Credits: Forked from PyCon 2015 Scikit-learn Tutorial by Jake VanderPlas

  • Machine Learning Models Cheat Sheet
  • Estimators
  • Introduction: Iris Dataset
  • K-Nearest Neighbors Classifier
python
%matplotlib inline
import numpy as np
import matplotlib.pyplot as plt
import seaborn; 
from sklearn.linear_model import LinearRegression
from scipy import stats
import pylab as pl

seaborn.set()

Machine Learning Models Cheat Sheet

python
from IPython.display import Image
Image("http://scikit-learn.org/dev/_static/ml_map.png", width=800)

Estimators

Given a scikit-learn estimator object named model, the following methods are available:

  • Available in all Estimators
    • model.fit() : fit training data. For supervised learning applications, this accepts two arguments: the data X and the labels y (e.g. model.fit(X, y)). For unsupervised learning applications, this accepts only a single argument, the data X (e.g. model.fit(X)).
  • Available in supervised estimators
    • model.predict() : given a trained model, predict the label of a new set of data. This method accepts one argument, the new data X_new (e.g. model.predict(X_new)), and returns the learned label for each object in the array.
    • model.predict_proba() : For classification problems, some estimators also provide this method, which returns the probability that a new observation has each categorical label. In this case, the label with the highest probability is returned by model.predict().
    • model.score() : for classification or regression problems, most (all?) estimators implement a score method. Scores are between 0 and 1, with a larger score indicating a better fit.
  • Available in unsupervised estimators
    • model.predict() : predict labels in clustering algorithms.
    • model.transform() : given an unsupervised model, transform new data into the new basis. This also accepts one argument X_new, and returns the new representation of the data based on the unsupervised model.
    • model.fit_transform() : some estimators implement this method, which more efficiently performs a fit and a transform on the same input data.

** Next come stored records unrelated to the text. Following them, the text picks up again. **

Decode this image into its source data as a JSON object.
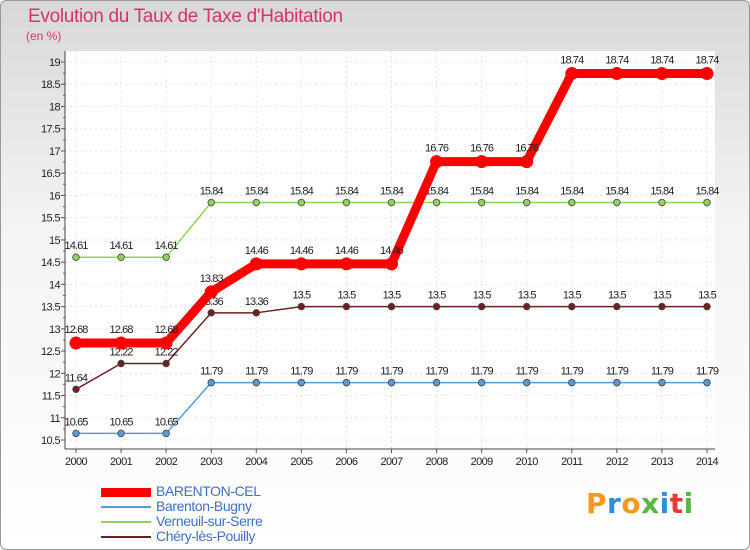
{
  "chart_data": {
    "type": "line",
    "title": "Evolution du Taux de Taxe d'Habitation",
    "ylabel": "(en %)",
    "xlabel": "",
    "ylim": [
      10.5,
      19
    ],
    "yticks": [
      "10.5",
      "11",
      "11.5",
      "12",
      "12.5",
      "13",
      "13.5",
      "14",
      "14.5",
      "15",
      "15.5",
      "16",
      "16.5",
      "17",
      "17.5",
      "18",
      "18.5",
      "19"
    ],
    "categories": [
      "2000",
      "2001",
      "2002",
      "2003",
      "2004",
      "2005",
      "2006",
      "2007",
      "2008",
      "2009",
      "2010",
      "2011",
      "2012",
      "2013",
      "2014"
    ],
    "series": [
      {
        "name": "BARENTON-CEL",
        "color": "#ff0000",
        "values": [
          12.68,
          12.68,
          12.68,
          13.83,
          14.46,
          14.46,
          14.46,
          14.46,
          16.76,
          16.76,
          16.76,
          18.74,
          18.74,
          18.74,
          18.74
        ]
      },
      {
        "name": "Barenton-Bugny",
        "color": "#5a9bd5",
        "values": [
          10.65,
          10.65,
          10.65,
          11.79,
          11.79,
          11.79,
          11.79,
          11.79,
          11.79,
          11.79,
          11.79,
          11.79,
          11.79,
          11.79,
          11.79
        ]
      },
      {
        "name": "Verneuil-sur-Serre",
        "color": "#8fd45a",
        "values": [
          14.61,
          14.61,
          14.61,
          15.84,
          15.84,
          15.84,
          15.84,
          15.84,
          15.84,
          15.84,
          15.84,
          15.84,
          15.84,
          15.84,
          15.84
        ]
      },
      {
        "name": "Chéry-lès-Pouilly",
        "color": "#6e1f1f",
        "values": [
          11.64,
          12.22,
          12.22,
          13.36,
          13.36,
          13.5,
          13.5,
          13.5,
          13.5,
          13.5,
          13.5,
          13.5,
          13.5,
          13.5,
          13.5
        ]
      }
    ],
    "legend_position": "bottom-left"
  },
  "brand": {
    "text": "Proxiti",
    "colors": [
      "#f39a1c",
      "#2f8fd8",
      "#f39a1c",
      "#5ab842",
      "#2f8fd8",
      "#e23a3a",
      "#5ab842"
    ]
  }
}
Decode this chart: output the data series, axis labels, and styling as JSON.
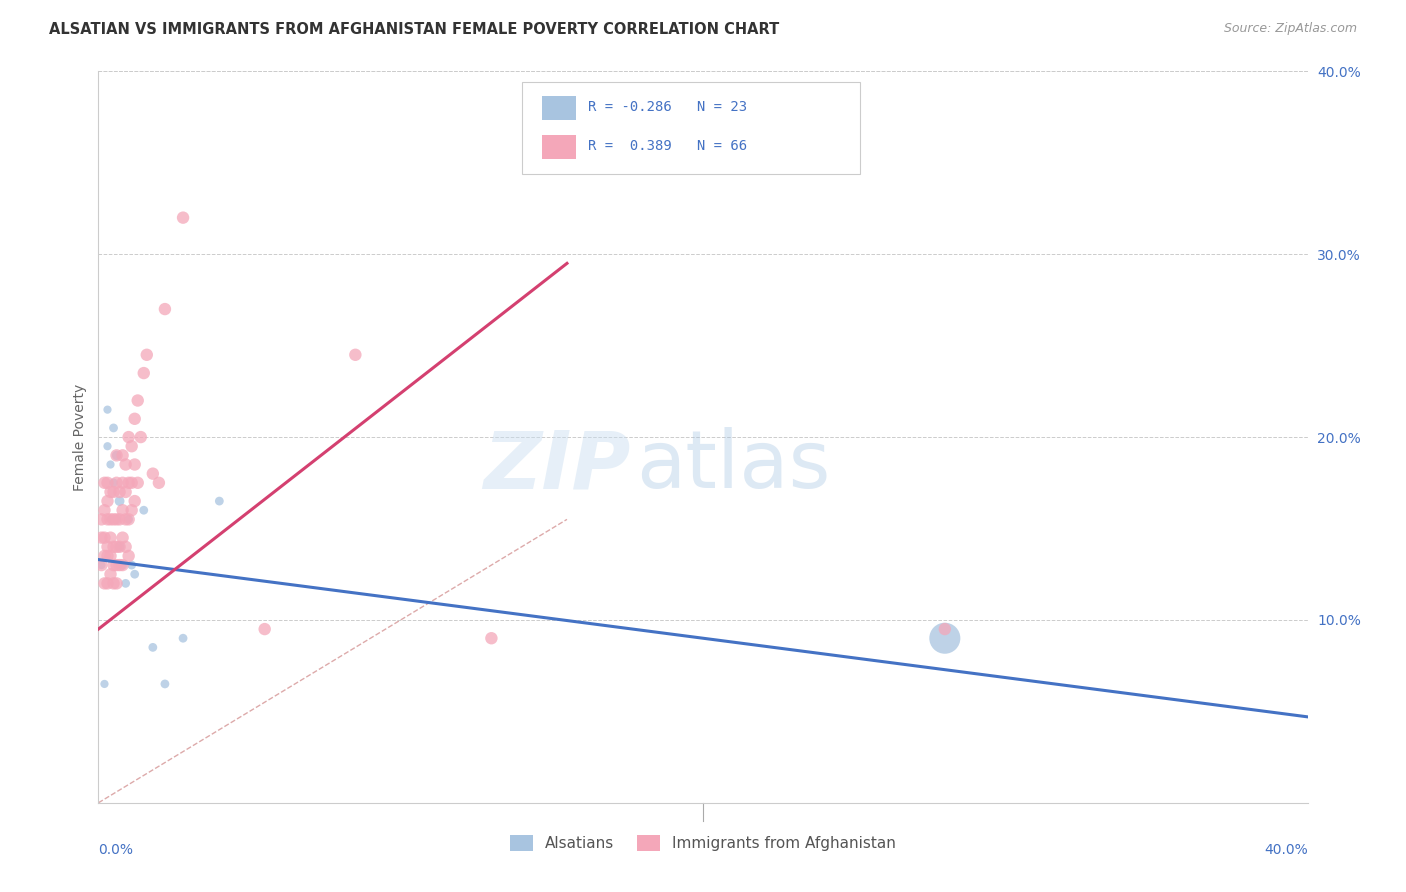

Introduction: Iris Dataset

python
from sklearn.datasets import load_iris
iris = load_iris()

n_samples, n_features = iris.data.shape
print(iris.keys())
print((n_samples, n_features))
print(iris.data.shape)
print(iris.target.shape)
print(iris.target_names)
print(iris.feature_names)
python
import numpy as np
import matplotlib.pyplot as plt

# 'sepal width (cm)'
x_index = 1
# 'petal length (cm)'
y_index = 2

# this formatter will label the colorbar with the correct target names
formatter = plt.FuncFormatter(lambda i, *args: iris.target_names[int(i)])

plt.scatter(iris.data[:, x_index], iris.data[:, y_index],
            c=iris.target, cmap=plt.cm.get_cmap('RdYlBu', 3))
plt.colorbar(ticks=[0, 1, 2], format=formatter)
plt.clim(-0.5, 2.5)
plt.xlabel(iris.feature_names[x_index])
plt.ylabel(iris.feature_names[y_index]);

K-Nearest Neighbors Classifier

The K-Nearest Neighbors (KNN) algorithm is a method used for algorithm used for classification or for regression. In both cases, the input consists of the k closest training examples in the feature space. Given a new, unknown observation, look up which points have the closest features and assign the predominant class.

python
from sklearn import neighbors, datasets

iris = datasets.load_iris()
X, y = iris.data, iris.target

# create the model
knn = neighbors.KNeighborsClassifier(n_neighbors=5, weights='uniform')

# fit the model
knn.fit(X, y)

# What kind of iris has 3cm x 5cm sepal and 4cm x 2cm petal?
X_pred = [3, 5, 4, 2]
result = knn.predict([X_pred, ])

print(iris.target_names[result])
print(iris.target_names)
print(knn.predict_proba([X_pred, ]))

from fig_code import plot_iris_knn
plot_iris_knn()

Note we see overfitting in the K-Nearest Neighbors model above. We'll be addressing overfitting and model validation in a later notebook.